Many resources are emerging to support leaders in uncovering more regenerative opportunities in their companies. Books like Carol Sanford’s, The Regenerative Business or Navi Radjou’s Frugal Innovation are rich in the methods and stories of companies that thrive through regenerative practices that match the ethics of care and fairness. Groups like the Bio-Leadership Project or the Presencing Institute provide consultancy and programs to help leaders shift their companies to be more attuned with nature and connected consciousness. Organizations like The Immersion Lab give leaders a chance to meet with people engaged in eco-restoration projects or be inspired by urban revitalization projects and make connections to their own businesses. The business of thriving is becoming a thriving business.

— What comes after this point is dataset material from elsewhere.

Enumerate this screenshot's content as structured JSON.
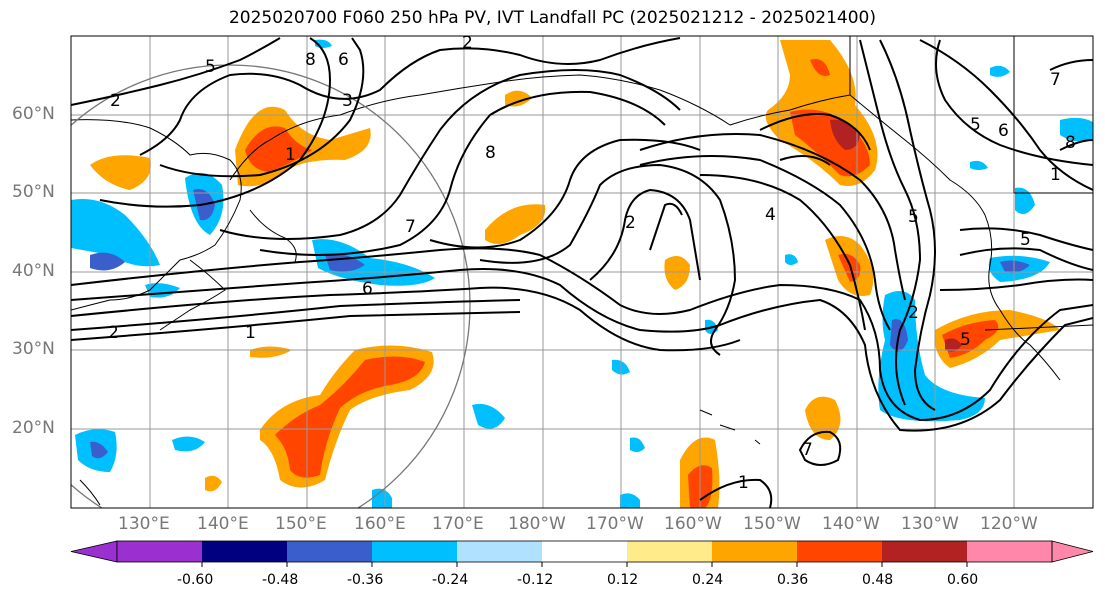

Even as the momentum behind regenerative work grows, it will still fall to each of us to accept that this is part of our own essential work and discover inner and outer ways to do it. On the inside, the more we can experience our intrinsic interconnectedness the more creative we will be on the outside in building practices, projects and companies that honor it. The more we act in service of both sides of our relationships, the more those relationships will nourish us. Leaning into the essential work of our time, we’ll touch a greater truth, help our companies do greater work, and be revitalized by our greater nature at play.